Changes in soil phosphorus, perennials versus annuals

By Timothy E. Crews, Philip C. Brookes, Agriculture, Ecosystems and Environment 184 (2014) 168–181in Scientific Publications - January 7, 2014

To achieve robust phosphorus sustainability in agriculture, it will be necessary to reduce unintentional P losses through erosion and leaching, improve P availability and synchrony, and cycle the P that is intentionally exported from the farm in harvests out of the “waste” stream and back to the farm. This study suggests that the development of perennial grain crop agroecosystems shows encouraging promise for advancing the first two of these three conditions.

Abstract

We compared inorganic and organic P fractions to a soil depth of 92 cm in two long-term Classical Experiments at Rothamsted Research in the U.K. The predominant soil-forming factor that differentiated the sites was vegetation type. The Broadbalk plots feature annual wheat and have been in continuous production since 1843, while the Park Grass plots feature perennial grassland vegetation that has been hayed every year since 1856. To evaluate the long-term effects of annual versus perennial vegetation on soil P forms, we carried out Hedley P fractionations and microbial biomass-P fumigation-extraction analyses on soils from fertilized and unfertilized treatments of both experiments. In both P-fertilized and unfertilized soils we found an inverse relationship between pool sizes of actively cycling Po (0.5 M bicarbonate + 0.1 M NaOH fractions) and recalcitrant Pi (hot conc. HCl + final digest fractions) with Po dominant in the perennial hay meadow and recalcitrant Pi dominant in the annual wheat.

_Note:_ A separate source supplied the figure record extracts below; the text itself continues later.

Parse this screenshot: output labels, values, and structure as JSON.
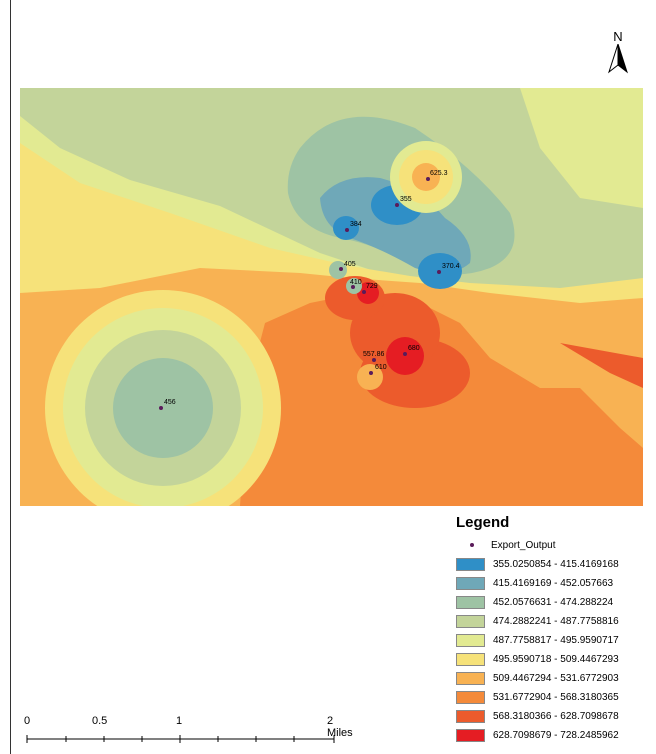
{
  "north_arrow": {
    "label": "N",
    "icon": "north-arrow-icon"
  },
  "map": {
    "points": [
      {
        "label": "625.3",
        "value": 625.3
      },
      {
        "label": "355",
        "value": 355
      },
      {
        "label": "384",
        "value": 384
      },
      {
        "label": "370.4",
        "value": 370.4
      },
      {
        "label": "405",
        "value": 405
      },
      {
        "label": "410",
        "value": 410
      },
      {
        "label": "729",
        "value": 729
      },
      {
        "label": "680",
        "value": 680
      },
      {
        "label": "557.86",
        "value": 557.86
      },
      {
        "label": "610",
        "value": 610
      },
      {
        "label": "456",
        "value": 456
      }
    ]
  },
  "legend": {
    "title": "Legend",
    "point_label": "Export_Output",
    "point_color": "#5a1b5a",
    "classes": [
      {
        "range": "355.0250854 - 415.4169168",
        "color": "#2f8fc7"
      },
      {
        "range": "415.4169169 - 452.057663",
        "color": "#6fa8b8"
      },
      {
        "range": "452.0576631 - 474.288224",
        "color": "#9ec3a4"
      },
      {
        "range": "474.2882241 - 487.7758816",
        "color": "#c3d49a"
      },
      {
        "range": "487.7758817 - 495.9590717",
        "color": "#e2ea92"
      },
      {
        "range": "495.9590718 - 509.4467293",
        "color": "#f6e27a"
      },
      {
        "range": "509.4467294 - 531.6772903",
        "color": "#f8b253"
      },
      {
        "range": "531.6772904 - 568.3180365",
        "color": "#f48a3a"
      },
      {
        "range": "568.3180366 - 628.7098678",
        "color": "#ec5b2c"
      },
      {
        "range": "628.7098679 - 728.2485962",
        "color": "#e51d23"
      }
    ]
  },
  "scale_bar": {
    "labels": [
      "0",
      "0.5",
      "1",
      "2 Miles"
    ]
  }
}
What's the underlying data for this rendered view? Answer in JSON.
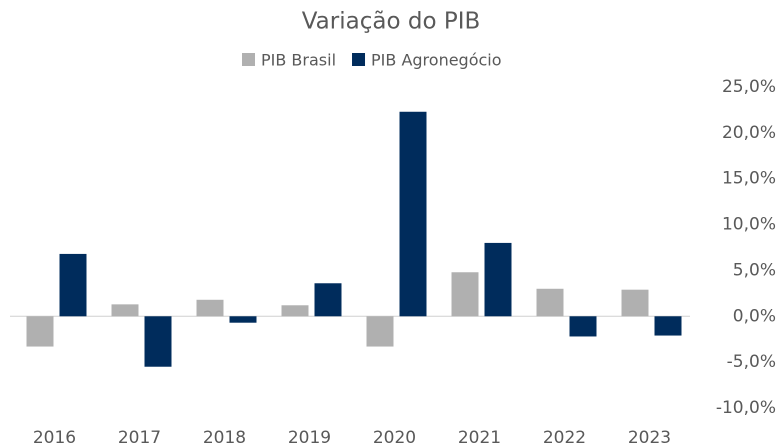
{
  "chart_data": {
    "type": "bar",
    "title": "Variação do PIB",
    "categories": [
      "2016",
      "2017",
      "2018",
      "2019",
      "2020",
      "2021",
      "2022",
      "2023"
    ],
    "series": [
      {
        "name": "PIB Brasil",
        "color": "#b0b0b0",
        "values": [
          -3.3,
          1.3,
          1.8,
          1.2,
          -3.3,
          4.8,
          3.0,
          2.9
        ]
      },
      {
        "name": "PIB Agronegócio",
        "color": "#002c5c",
        "values": [
          6.8,
          -5.5,
          -0.7,
          3.6,
          22.3,
          8.0,
          -2.2,
          -2.1
        ]
      }
    ],
    "ylim": [
      -10,
      25
    ],
    "yticks": [
      {
        "value": -10,
        "label": "-10,0%"
      },
      {
        "value": -5,
        "label": "-5,0%"
      },
      {
        "value": 0,
        "label": "0,0%"
      },
      {
        "value": 5,
        "label": "5,0%"
      },
      {
        "value": 10,
        "label": "10,0%"
      },
      {
        "value": 15,
        "label": "15,0%"
      },
      {
        "value": 20,
        "label": "20,0%"
      },
      {
        "value": 25,
        "label": "25,0%"
      }
    ],
    "y_axis_side": "right",
    "legend": "top",
    "grid": false
  }
}
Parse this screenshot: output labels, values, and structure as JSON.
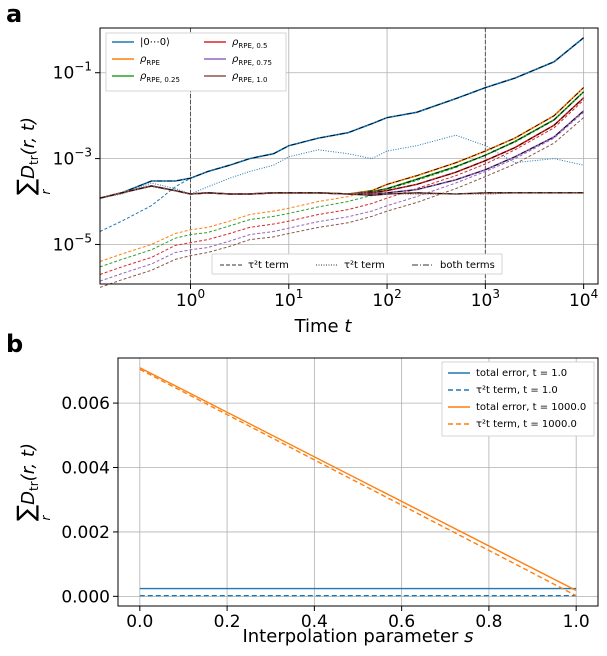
{
  "chart_data": [
    {
      "panel": "a",
      "type": "line",
      "x_scale": "log",
      "y_scale": "log",
      "xlim": [
        0.12,
        14000
      ],
      "ylim": [
        1.2e-06,
        1.1
      ],
      "xticks": [
        1,
        10,
        100,
        1000,
        10000
      ],
      "xtick_labels": [
        "10^0",
        "10^1",
        "10^2",
        "10^3",
        "10^4"
      ],
      "yticks": [
        1e-05,
        0.001,
        0.1
      ],
      "ytick_labels": [
        "10^-5",
        "10^-3",
        "10^-1"
      ],
      "xlabel": "Time t",
      "ylabel": "Σ_r D_tr(r, t)",
      "grid": true,
      "vlines": [
        1,
        1000
      ],
      "legend_placement": "top-left",
      "legend2_placement": "lower-right",
      "colors": {
        "zero": "#1f77b4",
        "rpe": "#ff7f0e",
        "rpe025": "#2ca02c",
        "rpe05": "#d62728",
        "rpe075": "#9467bd",
        "rpe10": "#8c564b"
      },
      "legend": [
        {
          "key": "zero",
          "label": "|0⋯0⟩",
          "sub": ""
        },
        {
          "key": "rpe",
          "label": "ρ",
          "sub": "RPE"
        },
        {
          "key": "rpe025",
          "label": "ρ",
          "sub": "RPE, 0.25"
        },
        {
          "key": "rpe05",
          "label": "ρ",
          "sub": "RPE, 0.5"
        },
        {
          "key": "rpe075",
          "label": "ρ",
          "sub": "RPE, 0.75"
        },
        {
          "key": "rpe10",
          "label": "ρ",
          "sub": "RPE, 1.0"
        }
      ],
      "style_legend": [
        {
          "dash": "4,2",
          "label": "τ²t term"
        },
        {
          "dash": "1,1.5",
          "label": "τ²t term"
        },
        {
          "dash": "6,2,1,2",
          "label": "both terms"
        }
      ],
      "x": [
        0.12,
        0.2,
        0.4,
        0.7,
        1,
        1.5,
        2.5,
        4,
        7,
        10,
        20,
        40,
        70,
        100,
        200,
        500,
        1000,
        2000,
        5000,
        10000
      ],
      "series": [
        {
          "key": "zero",
          "total": [
            0.00012,
            0.00016,
            0.0003,
            0.0003,
            0.00035,
            0.0005,
            0.0007,
            0.001,
            0.0013,
            0.002,
            0.003,
            0.004,
            0.0065,
            0.009,
            0.012,
            0.025,
            0.045,
            0.075,
            0.18,
            0.65
          ],
          "tau2t": [
            2e-05,
            3.5e-05,
            8e-05,
            0.00022,
            0.00035,
            0.0005,
            0.0007,
            0.001,
            0.0013,
            0.002,
            0.003,
            0.004,
            0.0065,
            0.009,
            0.012,
            0.025,
            0.045,
            0.075,
            0.18,
            0.65
          ],
          "tau2": [
            0.00012,
            0.00015,
            0.00027,
            0.0002,
            0.00015,
            0.00022,
            0.00035,
            0.0005,
            0.0007,
            0.0011,
            0.0016,
            0.0013,
            0.001,
            0.0015,
            0.002,
            0.0035,
            0.002,
            0.0008,
            0.001,
            0.0007
          ]
        },
        {
          "key": "rpe",
          "total": [
            0.00012,
            0.00016,
            0.00023,
            0.00018,
            0.00015,
            0.00016,
            0.00015,
            0.00015,
            0.00016,
            0.00016,
            0.00016,
            0.00015,
            0.00018,
            0.00025,
            0.0004,
            0.0008,
            0.0015,
            0.003,
            0.01,
            0.045
          ],
          "tau2t": [
            4e-06,
            6e-06,
            1e-05,
            1.8e-05,
            2.2e-05,
            2.5e-05,
            3.5e-05,
            5e-05,
            6e-05,
            7e-05,
            0.0001,
            0.00013,
            0.00018,
            0.00025,
            0.0004,
            0.0008,
            0.0015,
            0.003,
            0.01,
            0.045
          ],
          "tau2": [
            0.00012,
            0.00016,
            0.00023,
            0.00018,
            0.00015,
            0.00016,
            0.00015,
            0.00015,
            0.00016,
            0.00016,
            0.00016,
            0.00015,
            0.00015,
            0.00015,
            0.00015,
            0.00015,
            0.00015,
            0.00016,
            0.00016,
            0.00016
          ]
        },
        {
          "key": "rpe025",
          "total": [
            0.00012,
            0.00016,
            0.00023,
            0.00018,
            0.00015,
            0.00016,
            0.00015,
            0.00015,
            0.00016,
            0.00016,
            0.00016,
            0.00015,
            0.00017,
            0.0002,
            0.00033,
            0.00065,
            0.0012,
            0.0025,
            0.008,
            0.036
          ],
          "tau2t": [
            3e-06,
            4.5e-06,
            7.5e-06,
            1.4e-05,
            1.7e-05,
            1.9e-05,
            2.7e-05,
            3.8e-05,
            4.5e-05,
            5.3e-05,
            7.5e-05,
            0.0001,
            0.00014,
            0.00019,
            0.00031,
            0.00062,
            0.0012,
            0.0024,
            0.0078,
            0.035
          ],
          "tau2": [
            0.00012,
            0.00016,
            0.00023,
            0.00018,
            0.00015,
            0.00016,
            0.00015,
            0.00015,
            0.00016,
            0.00016,
            0.00016,
            0.00015,
            0.00015,
            0.00015,
            0.00015,
            0.00015,
            0.00015,
            0.00016,
            0.00016,
            0.00016
          ]
        },
        {
          "key": "rpe05",
          "total": [
            0.00012,
            0.00016,
            0.00023,
            0.00018,
            0.00015,
            0.00016,
            0.00015,
            0.00015,
            0.00016,
            0.00016,
            0.00016,
            0.00015,
            0.00016,
            0.00018,
            0.00025,
            0.00048,
            0.0009,
            0.0018,
            0.006,
            0.026
          ],
          "tau2t": [
            2e-06,
            3e-06,
            5e-06,
            9.5e-06,
            1.1e-05,
            1.3e-05,
            1.8e-05,
            2.5e-05,
            3e-05,
            3.5e-05,
            5e-05,
            6.5e-05,
            9e-05,
            0.00012,
            0.0002,
            0.0004,
            0.00075,
            0.0016,
            0.0052,
            0.023
          ],
          "tau2": [
            0.00012,
            0.00016,
            0.00023,
            0.00018,
            0.00015,
            0.00016,
            0.00015,
            0.00015,
            0.00016,
            0.00016,
            0.00016,
            0.00015,
            0.00015,
            0.00015,
            0.00015,
            0.00015,
            0.00015,
            0.00016,
            0.00016,
            0.00016
          ]
        },
        {
          "key": "rpe075",
          "total": [
            0.00012,
            0.00016,
            0.00023,
            0.00018,
            0.00015,
            0.00016,
            0.00015,
            0.00015,
            0.00016,
            0.00016,
            0.00016,
            0.00015,
            0.00015,
            0.00016,
            0.00019,
            0.00032,
            0.00055,
            0.0011,
            0.0032,
            0.013
          ],
          "tau2t": [
            1.4e-06,
            2.1e-06,
            3.5e-06,
            6.5e-06,
            7.5e-06,
            8.5e-06,
            1.2e-05,
            1.7e-05,
            2e-05,
            2.4e-05,
            3.4e-05,
            4.4e-05,
            6e-05,
            8e-05,
            0.00013,
            0.00027,
            0.0005,
            0.001,
            0.003,
            0.012
          ],
          "tau2": [
            0.00012,
            0.00016,
            0.00023,
            0.00018,
            0.00015,
            0.00016,
            0.00015,
            0.00015,
            0.00016,
            0.00016,
            0.00016,
            0.00015,
            0.00015,
            0.00015,
            0.00015,
            0.00015,
            0.00015,
            0.00016,
            0.00016,
            0.00016
          ]
        },
        {
          "key": "rpe10",
          "total": [
            0.00012,
            0.00016,
            0.00023,
            0.00018,
            0.00015,
            0.00016,
            0.00015,
            0.00015,
            0.00016,
            0.00016,
            0.00016,
            0.00015,
            0.00014,
            0.00015,
            0.00016,
            0.00015,
            0.00016,
            0.00016,
            0.00016,
            0.00016
          ],
          "tau2t": [
            1e-06,
            1.5e-06,
            2.5e-06,
            4.5e-06,
            5.5e-06,
            6.5e-06,
            9e-06,
            1.3e-05,
            1.5e-05,
            1.8e-05,
            2.5e-05,
            3.2e-05,
            4.5e-05,
            6e-05,
            9.5e-05,
            0.0002,
            0.00038,
            0.00075,
            0.0023,
            0.009
          ],
          "tau2": [
            0.00012,
            0.00016,
            0.00023,
            0.00018,
            0.00015,
            0.00016,
            0.00015,
            0.00015,
            0.00016,
            0.00016,
            0.00016,
            0.00015,
            0.00015,
            0.00015,
            0.00015,
            0.00015,
            0.00015,
            0.00016,
            0.00016,
            0.00016
          ]
        }
      ]
    },
    {
      "panel": "b",
      "type": "line",
      "xlim": [
        -0.05,
        1.05
      ],
      "ylim": [
        -0.0003,
        0.0074
      ],
      "xticks": [
        0.0,
        0.2,
        0.4,
        0.6,
        0.8,
        1.0
      ],
      "xtick_labels": [
        "0.0",
        "0.2",
        "0.4",
        "0.6",
        "0.8",
        "1.0"
      ],
      "yticks": [
        0.0,
        0.002,
        0.004,
        0.006
      ],
      "ytick_labels": [
        "0.000",
        "0.002",
        "0.004",
        "0.006"
      ],
      "xlabel": "Interpolation parameter s",
      "ylabel": "Σ_r D_tr(r, t)",
      "grid": true,
      "legend_placement": "top-right",
      "series": [
        {
          "label": "total error, t = 1.0",
          "color": "#1f77b4",
          "dash": "",
          "x": [
            0.0,
            1.0
          ],
          "y": [
            0.00024,
            0.00024
          ]
        },
        {
          "label": "τ²t term, t = 1.0",
          "color": "#1f77b4",
          "dash": "5,3",
          "x": [
            0.0,
            1.0
          ],
          "y": [
            2e-05,
            2e-05
          ]
        },
        {
          "label": "total error, t = 1000.0",
          "color": "#ff7f0e",
          "dash": "",
          "x": [
            0.0,
            1.0
          ],
          "y": [
            0.0071,
            0.00018
          ]
        },
        {
          "label": "τ²t term, t = 1000.0",
          "color": "#ff7f0e",
          "dash": "5,3",
          "x": [
            0.0,
            1.0
          ],
          "y": [
            0.00705,
            2e-05
          ]
        }
      ]
    }
  ],
  "labels": {
    "panel_a": "a",
    "panel_b": "b",
    "xlabel_a_text": "Time ",
    "xlabel_a_var": "t",
    "xlabel_b_text": "Interpolation parameter ",
    "xlabel_b_var": "s",
    "ylabel_sum": "∑",
    "ylabel_sub": "r",
    "ylabel_D": "D",
    "ylabel_D_sub": "tr",
    "ylabel_args": "(r, t)",
    "legend_b": [
      "total error, t = 1.0",
      "τ²t term, t = 1.0",
      "total error, t = 1000.0",
      "τ²t term, t = 1000.0"
    ]
  }
}
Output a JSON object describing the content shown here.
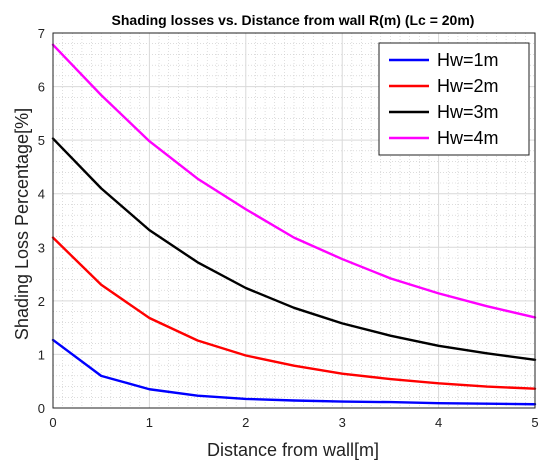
{
  "chart_data": {
    "type": "line",
    "title": "Shading losses vs. Distance from wall R(m) (Lc = 20m)",
    "xlabel": "Distance from wall[m]",
    "ylabel": "Shading Loss Percentage[%]",
    "xlim": [
      0,
      5
    ],
    "ylim": [
      0,
      7
    ],
    "xticks": [
      "0",
      "1",
      "2",
      "3",
      "4",
      "5"
    ],
    "yticks": [
      "0",
      "1",
      "2",
      "3",
      "4",
      "5",
      "6",
      "7"
    ],
    "grid": true,
    "minor_grid": true,
    "legend_position": "top-right",
    "x": [
      0,
      0.5,
      1,
      1.5,
      2,
      2.5,
      3,
      3.5,
      4,
      4.5,
      5
    ],
    "series": [
      {
        "name": "Hw=1m",
        "color": "#0000ff",
        "values": [
          1.27,
          0.6,
          0.35,
          0.23,
          0.17,
          0.14,
          0.12,
          0.11,
          0.09,
          0.08,
          0.07
        ]
      },
      {
        "name": "Hw=2m",
        "color": "#ff0000",
        "values": [
          3.18,
          2.3,
          1.68,
          1.26,
          0.98,
          0.79,
          0.64,
          0.54,
          0.46,
          0.4,
          0.36
        ]
      },
      {
        "name": "Hw=3m",
        "color": "#000000",
        "values": [
          5.03,
          4.1,
          3.32,
          2.72,
          2.24,
          1.87,
          1.58,
          1.35,
          1.16,
          1.02,
          0.9
        ]
      },
      {
        "name": "Hw=4m",
        "color": "#ff00ff",
        "values": [
          6.78,
          5.84,
          4.98,
          4.28,
          3.71,
          3.18,
          2.78,
          2.42,
          2.14,
          1.9,
          1.69
        ]
      }
    ]
  }
}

Microbial biomass-P in the surface horizons of fertilized and unfertilized perennial hay meadow was an order of magnitude greater than in annual wheat. To investigate how P fractions changed through time we conducted Hedley P fractionations on archived soils sampled from Broadbalk wheat in 1893, and Park Grass hay meadow in 1876. Since 1893, unfertilized Broadbalk soils experienced almost no change in P fractions in the surface 23 cm, but substantial depletion in labile and recalcitrant Pi and Po in deeper strata. The Park Grass perennial vegetation showed greater depletion of surface soil fractions over time. When fertilized for over 100 years, almost all P fractions in the surface 23 cm were enriched in both crop types, but below 70 cm, only the active Po pool in Park Grass showed a substantial increase under fertilization. Even when fertilized, low available or occluded Pi fractions in both annual and perennial systems were substantially depleted below 70 cm. Our findings suggest that herbaceous perennials maintain a greater proportion of native or fertilizer-P in relatively available organic forms compared to annual wheat. By reducing the fraction of P held in recalcitrant forms, P fertilizer requirements could be reduced.